Venezuela ya no era mi nación, ninguna lo era, pues yo había nacido para emprender la verdad; la verdad que todos llaman ignorancia, y le temen, pues es más grande que el mundo, y es aun tan profundo; profundo como el mar, que encierra, en su negra capa, todas los misterios, que existen, si, existen en los sueños de aquellos que somos elegidos, y yo moriría por saber la verdad.

Una noche, cuando la fiebre recabo las entrañas de lo que quedara de mi cuerpo, seguía sin rumbo, y ciertamente debo decir sin rumbo, porque apenas podía oscilar, por inercia mental, la distancia recorrida desde mi partida. Podría ser, que en cuestión, me encontrara a una latitud, que, lejanamente podría ser entre los 27 grados, latitud sur, sin duda, mi hogar se encontrara en alta mar; a horas nocturnas.

Agotado  y sin recursos, no quedara más que mi temple, viejo y oxidado, puesto que el frio había helado mi sangre. No esperase ni señal, ni de mí, y tampoco de la bestia; sin duda me había olvidado, y me había dejado rondar, completamente solo y abandonado, los confines del mar y del infierno. Me había rendido para siempre en mi búsqueda, y solo aguardaba la muerte.

Recuerdo bien, que debieron transcurrir unas cuatro horas, cuando por fin, lo que mi corazón suplicaba antes de rendirse a las aguas: la gran bestia emitía su llamado, y sin duda, susurraba mi nombre entre los ecos del océano. Un alarido silencioso, como suplicante, estremeció mi corporalidad fría, y como si atrincherado entre los glaciares, la voz resonaba entre el aire y el mar: parecía un metal denso, que rozaba el hielo y se hundía en el mar. La noche se volvió más oscura, la luna, era roja, y el cielo negro: la bestia, el gran Leviatán, asomaba su cuerpo desde lo profundo.

En mi locura, trate de describir lo que había visto y escuchado aquella gran noche, pero cada que intentase garabatear palabras, mi mente entraba en un estado de letargo, y mi cuerpo era febril; como mi motivación para escribir más sobre este asunto.
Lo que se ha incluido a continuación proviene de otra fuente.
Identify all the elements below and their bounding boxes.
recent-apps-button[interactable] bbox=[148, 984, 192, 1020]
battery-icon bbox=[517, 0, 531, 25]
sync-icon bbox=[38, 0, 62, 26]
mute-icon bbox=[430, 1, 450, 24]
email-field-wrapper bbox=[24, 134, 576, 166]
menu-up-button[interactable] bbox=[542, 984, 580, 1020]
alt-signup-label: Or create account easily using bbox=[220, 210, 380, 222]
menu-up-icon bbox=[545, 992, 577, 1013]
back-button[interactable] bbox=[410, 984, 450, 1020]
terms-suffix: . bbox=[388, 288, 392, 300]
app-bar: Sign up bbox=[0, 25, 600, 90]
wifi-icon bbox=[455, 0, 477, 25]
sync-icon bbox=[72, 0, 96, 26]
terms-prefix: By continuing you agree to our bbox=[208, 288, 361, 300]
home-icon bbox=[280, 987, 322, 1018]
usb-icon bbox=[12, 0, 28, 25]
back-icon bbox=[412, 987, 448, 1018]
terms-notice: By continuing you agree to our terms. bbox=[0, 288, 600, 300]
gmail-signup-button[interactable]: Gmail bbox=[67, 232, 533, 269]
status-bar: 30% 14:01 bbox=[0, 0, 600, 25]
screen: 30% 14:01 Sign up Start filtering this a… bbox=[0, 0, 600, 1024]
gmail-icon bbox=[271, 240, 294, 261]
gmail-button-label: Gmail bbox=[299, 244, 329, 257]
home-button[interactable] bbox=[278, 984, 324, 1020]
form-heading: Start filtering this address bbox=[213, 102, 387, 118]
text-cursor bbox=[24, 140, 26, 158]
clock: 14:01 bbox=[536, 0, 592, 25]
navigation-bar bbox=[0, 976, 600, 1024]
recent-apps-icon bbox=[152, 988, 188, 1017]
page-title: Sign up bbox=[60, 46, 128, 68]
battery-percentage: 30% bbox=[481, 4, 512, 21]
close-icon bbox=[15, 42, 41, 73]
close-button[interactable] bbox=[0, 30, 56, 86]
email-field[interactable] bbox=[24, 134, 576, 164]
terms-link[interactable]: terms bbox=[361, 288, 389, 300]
La gran bestia Leviatán, sin duda era ella, y había tomado para sí, mi alma y mi aliento.

No preciso relatar ya nada más sobre el dueño del mar, puesto que ya no siento mis manos, y sin duda, las perderé; el hielo terminara el trabajo de la gran bestia.


El mundo cree en sus guerras, y yo creo en mis sueños. Y, cuando todo termine, cuando la humanidad se canse y envejezca en sus mentiras, cuando la guerra recoja los cuerpos, que no merecen saber quiénes somos en verdad, ellos vendrán a reclamar lo suyo; con la fortaleza de un poderoso trueno; y la majestuosa montaña durmiente, que habita en el fondo, aquella bestia que se vio registrada en la foto de mi abuelo. El mar arropara todo en su paso, y, la bestia Leviatán, gritara al mundo que le pertenecemos.

Arrojare este diario al fondo con revelaciones, que seran teatrales, seguramente, para todas las naciones.


Diario escrito del Almirante Joshua Roa.